View Full Version : Let's discuss ROBOTS.TXT


Nacho
10-08-2004, 05:58 AM
I've noticed that some popular sites have robots.txt and some don't, for example:

DO HAVE
http://www.microsoft.com/robots.txt
http://www.google.com/robots.txt
http://www.cnn.com/robots.txt
http://www.adobe.com/robots.txt
http://www.apple.com/robots.txt
http://www.w3.org/robots.txt
http://www.dmoz.org/robots.txt
http://online.wsj.com/robots.txt
http://www.whitehouse.gov/robots.txt
etc.

DO NOT HAVE
http://www.yahoo.com/robots.txt
http://www.msn.com/robots.txt
... and I'm sure there are more.

There are two great sources about the robots.txt file that I know:

http://www.robotstxt.org/wc/robots.html
http://www.searchengineworld.com/robots/robots_tutorial.htm

One of our SEW Forums Moderators, Mikkel deMib Svendsen, gives great insight (http://forums.searchenginewatch.com/showthread.php?t=1289) how Webmaster World refuses visits to its robots.txt (www.webmasterworld.com/robots.txt) in order to not loose bandwith by allowing all bots to come through. Therefore filtering those which are not really important.

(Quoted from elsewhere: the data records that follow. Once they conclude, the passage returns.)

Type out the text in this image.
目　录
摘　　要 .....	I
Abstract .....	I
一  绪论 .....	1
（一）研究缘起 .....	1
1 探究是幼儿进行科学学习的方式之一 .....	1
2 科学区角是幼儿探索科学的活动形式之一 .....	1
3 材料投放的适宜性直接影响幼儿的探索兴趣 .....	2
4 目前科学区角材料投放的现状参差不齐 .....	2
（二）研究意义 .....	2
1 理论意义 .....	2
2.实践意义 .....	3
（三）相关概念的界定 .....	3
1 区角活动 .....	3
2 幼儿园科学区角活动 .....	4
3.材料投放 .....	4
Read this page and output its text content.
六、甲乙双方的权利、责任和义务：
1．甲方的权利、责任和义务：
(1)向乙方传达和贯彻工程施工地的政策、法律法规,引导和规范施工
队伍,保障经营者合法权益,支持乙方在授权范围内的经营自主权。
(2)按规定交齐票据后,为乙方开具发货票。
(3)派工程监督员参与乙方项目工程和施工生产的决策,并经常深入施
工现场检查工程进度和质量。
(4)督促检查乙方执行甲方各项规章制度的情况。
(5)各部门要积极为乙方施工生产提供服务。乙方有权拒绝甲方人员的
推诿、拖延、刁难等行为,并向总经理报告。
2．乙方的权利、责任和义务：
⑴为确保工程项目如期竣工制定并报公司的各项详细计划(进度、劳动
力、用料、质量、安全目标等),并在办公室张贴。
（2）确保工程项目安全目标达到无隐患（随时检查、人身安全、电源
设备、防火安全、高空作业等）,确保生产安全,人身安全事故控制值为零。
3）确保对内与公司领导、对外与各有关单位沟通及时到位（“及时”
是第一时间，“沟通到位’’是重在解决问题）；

So, how important is the robots.txt or better said, how useful do you think it is to the search engines? are there any crawlers not respecting the robots.txt? do you think it's not useful at all? is it vital to gain rankings on the search engines or there is no impact at all on the SERPs? what are your thougths on the robots.txt?

fathom
10-08-2004, 10:30 AM
Most prime engines obey it and most of these you truly want them spidering your site for indexing... many BS bots ignore it so a ban list in .htaccess is the better approach.

Robots.txt is best used to keep all good bots out of sensitive areas and/or things like dup pages for different engines, PPC/PPI segregated landing pages, etc.